Consumers are consuming fewer calories from non-alcoholic beverages: report
The Conference Board of Canada's latest report on the Balance Calories Initiative shows consumers are drinking less non-alcoholic drinks and manufacturers are offering more options
Food In Canada
Research & Development
Balance Calories Intiative
Canadian Beverage Association
The Conference Board of Canada
Toronto – The Canadian Beverage Association (CBA) released the latest look at its Balance Calories Initiative (BCI) in a report called Balance Calories Initiative: 2017 Tracking Report.
The report was prepared by The Conference Board of Canada.
For more on the report, click here.
In a statement, the CBA says that in the BCI program’s first two years consumers reduced their calories from non-alcoholic beverages by 10.2 per cent. “That means that since 2004 there has been an almost 30 per cent reduction in calories consumed from non-alcoholic beverages by Canadians,” says GlobalData market data in the statement.

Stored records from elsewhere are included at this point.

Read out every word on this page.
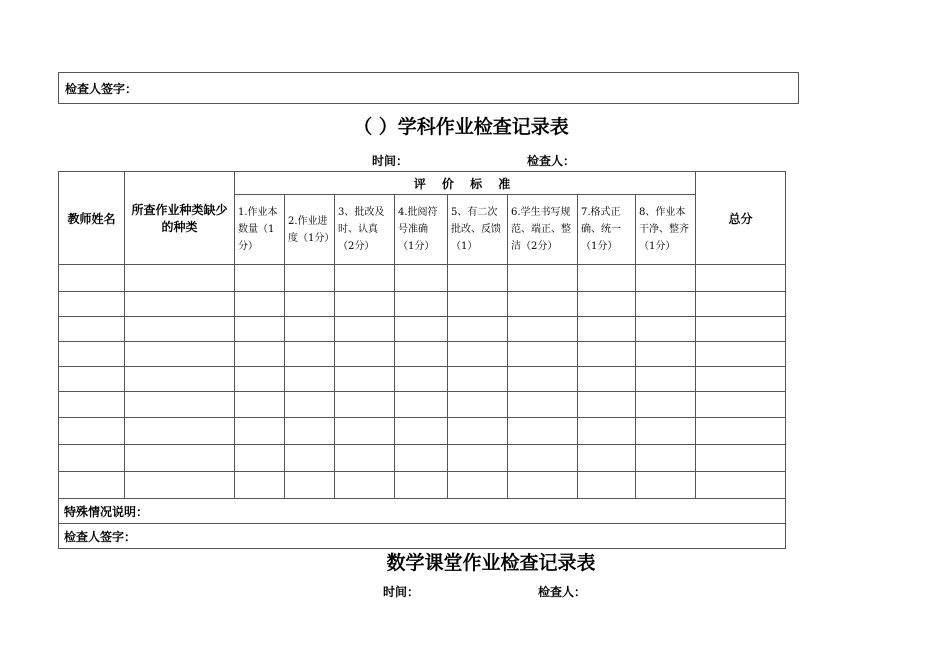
检查人签字：
（ ）学科作业检查记录表
时间：	检查人：
教师姓名	所查作业种类缺少的种类	评 价 标 准								总分
		1.作业本数量（1分）	2.作业进度（1分）	3、批改及时、认真（2分）	4.批阅符号准确（1分）	5、有二次批改、反馈（1）	6.学生书写规范、端正、整洁（2分）	7.格式正确、统一（1分）	8、作业本干净、整齐（1分）	

特殊情况说明：										
检查人签字：										
数学课堂作业检查记录表
时间：	检查人：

The federal government also found that its own Canadian Community Health Survey 2016, “corroborates this reduction of almost 30 per cent in calories consumed per capita/per day since 2004.”
However, says the statement, in Canada obesity is still a concern.
The decrease in calories consumed from non-alcoholic beverages has been helped along by several innovative measures, says the statement.
Those include: smaller portion sizes, and more low- and no-calorie options for Canadian consumers.
In fact, the CBA says in 2017 its member companies “launched more than two dozen new low/no-calorie products into the Canadian marketplace.”